He drew a breath. “I think it would be for the best. I am a wanted man—in two countries. I need to clear my name. If I don’t— ”
“I can go with you.”
“It isn’t safe, Rachel. I will not put you in danger again.”
“I am in danger every day,” she countered quickly. “Here as well. You cannot change that.”
Mingo released her hand and rose to his feet. He crossed the tiles to one of the walls where the pineapples grew, and stared at the strange fruits. “I know that. And I am the cause of that danger. I— ”
Rachel interrupted him. “I never realized you had such a monstrous ego, Mr.

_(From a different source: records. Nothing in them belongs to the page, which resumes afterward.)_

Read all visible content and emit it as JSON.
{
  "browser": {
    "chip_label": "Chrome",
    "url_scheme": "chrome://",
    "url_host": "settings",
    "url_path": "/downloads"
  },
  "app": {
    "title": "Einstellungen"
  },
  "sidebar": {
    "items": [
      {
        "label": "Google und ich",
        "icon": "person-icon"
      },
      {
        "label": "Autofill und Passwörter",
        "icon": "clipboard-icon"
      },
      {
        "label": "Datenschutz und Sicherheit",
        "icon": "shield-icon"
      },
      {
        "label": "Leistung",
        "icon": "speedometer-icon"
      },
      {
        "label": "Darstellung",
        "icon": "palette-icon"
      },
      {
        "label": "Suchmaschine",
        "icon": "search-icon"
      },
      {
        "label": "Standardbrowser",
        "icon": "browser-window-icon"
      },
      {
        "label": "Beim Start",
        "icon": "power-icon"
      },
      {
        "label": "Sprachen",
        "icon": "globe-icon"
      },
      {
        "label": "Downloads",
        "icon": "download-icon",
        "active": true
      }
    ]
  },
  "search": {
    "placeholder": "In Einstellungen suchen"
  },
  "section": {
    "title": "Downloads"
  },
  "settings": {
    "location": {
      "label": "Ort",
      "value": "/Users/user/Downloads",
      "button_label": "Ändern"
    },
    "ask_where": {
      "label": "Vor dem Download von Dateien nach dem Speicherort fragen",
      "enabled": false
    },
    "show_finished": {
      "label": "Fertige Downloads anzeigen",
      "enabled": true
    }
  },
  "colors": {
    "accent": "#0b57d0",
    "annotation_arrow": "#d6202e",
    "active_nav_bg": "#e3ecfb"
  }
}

Murray.”
Mingo pivoted toward her. “What?”
“You must have a very large ego indeed if you think you are the cause of all my troubles,” Rachel snapped. “Do you think I need you to be in harm’s way? I am quite capable of placing myself there without you. Did you grow up in France? Are you known to have sent letters to Adrienne Du Motier? Were you almost imprisoned for acting as an intermediary between the Americans and the French? I don’t seem to recall your being here when all that happened.”
Mingo laughed and executed a brief bow. “My apologies, Miss Cornell. You are quite right. What a terrible influence you have been. No wonder I have found myself in so much trouble. And here all along Daniel and Rebecca thought it had to do with my lack of diplomatic skills.” That brought a smile to her lips. She held out her hand and beckoned him to return to her side. As he did, he added softly, “Still, I don’t know. Taking you back with me....”
“Wherever you go, I will go. Nothing could be worse than being parted from you again.”
Mingo studied her face. The shadow of pain had passed from it. In the few days they had resided at the manor, her wound had almost healed. She looked just like the trusting sixteen-year-old girl he had deserted a lifetime before. He reached out and touched her cheek. “Do you remember the night that I went away?”
Her breath caught. A tear trailed down her cheek. “Yes. How could I forget?”
“We met in the bower behind Hugh’s house. I told you that I had to leave.”
“Yes. Because of ‘family’, you said. Your mother’s family.”
“Do you remember what you asked me then?”
Another tear followed the first, unchecked. “ Yes. I asked, ‘When will I see you again?’ ”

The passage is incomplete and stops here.